Quisiera señalar, simplemente, la dimensión histórica implícita en la preocupación por definir y redefinir la americanidad en Estados Unidos, algo nada sorprendente en un Estado que basa su existencia en sucesivas oleadas de inmigración (8). No constituye, por tanto, ninguna novedad la preocupación de los actuales círculos dirigentes con respecto a si el proceso de asimilación sigue funcionando (lo cual, es interesante señalarlo, se plantea en términos de crisis de identidad nacional).
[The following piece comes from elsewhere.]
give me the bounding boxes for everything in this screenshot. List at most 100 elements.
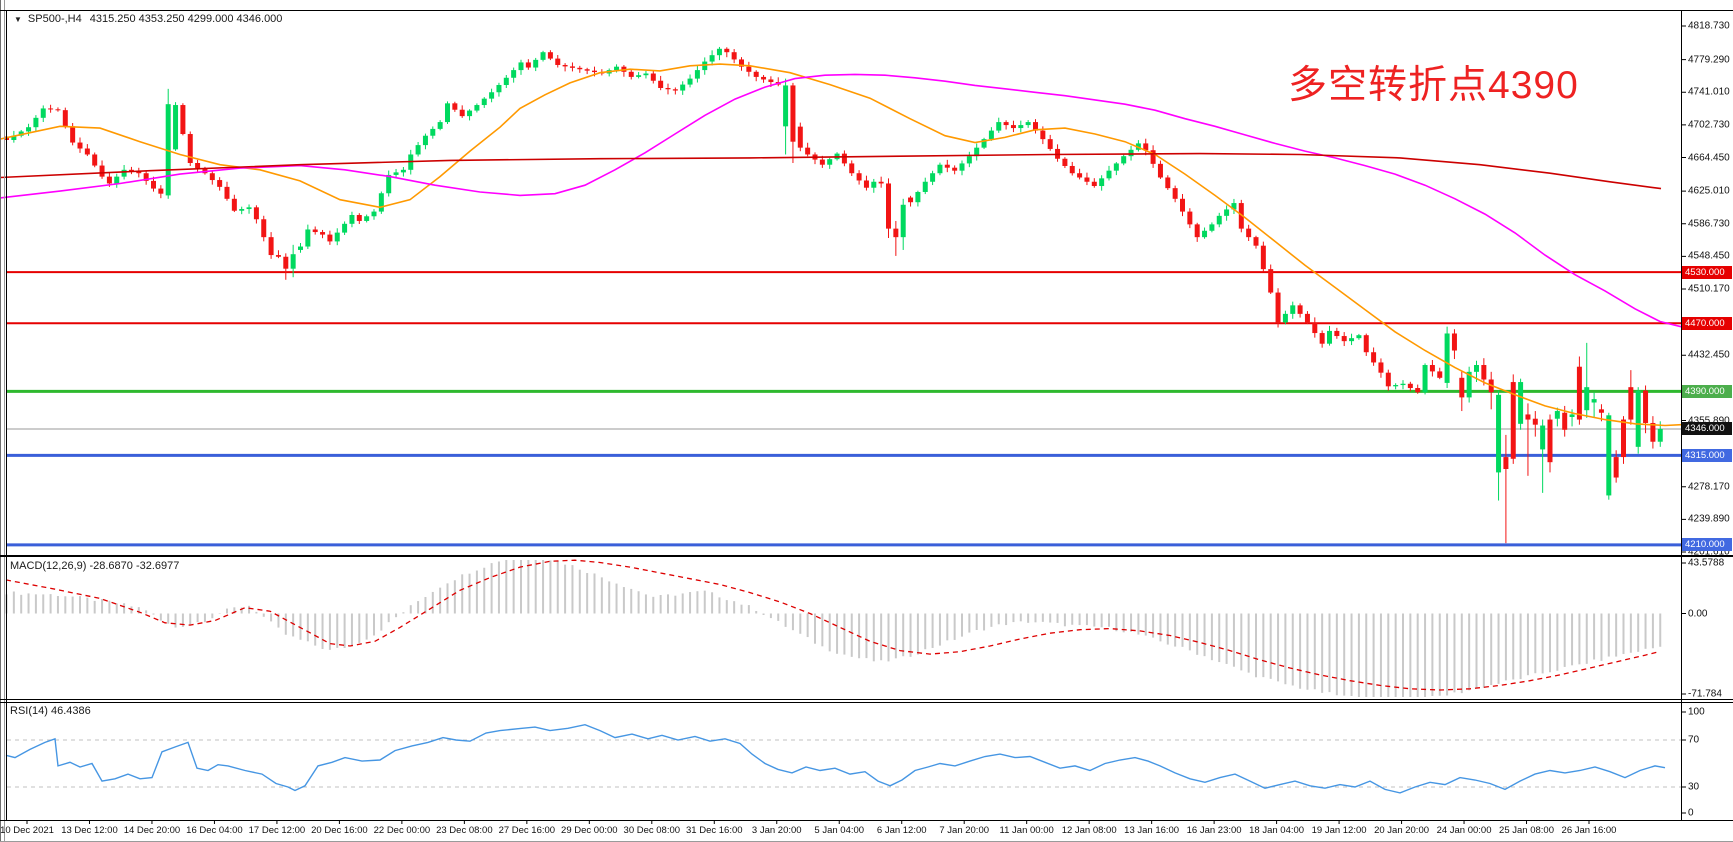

De este resumen se puede deducir que hay que reconsiderar los temores oficiales ante la americanización de Europa con el debido escepticismo. La diversidad americana es tal que cualquier cosa que tomemos de ella es selectiva, y en todo caso se integra de forma dinámica en nuestras culturas.
Quiero indicar así que las expresiones oficiales de inquietud con respecto a América no deben impedir un análisis crítico de lo que hoy se entiende como europeización de la cultura audiovisual (9).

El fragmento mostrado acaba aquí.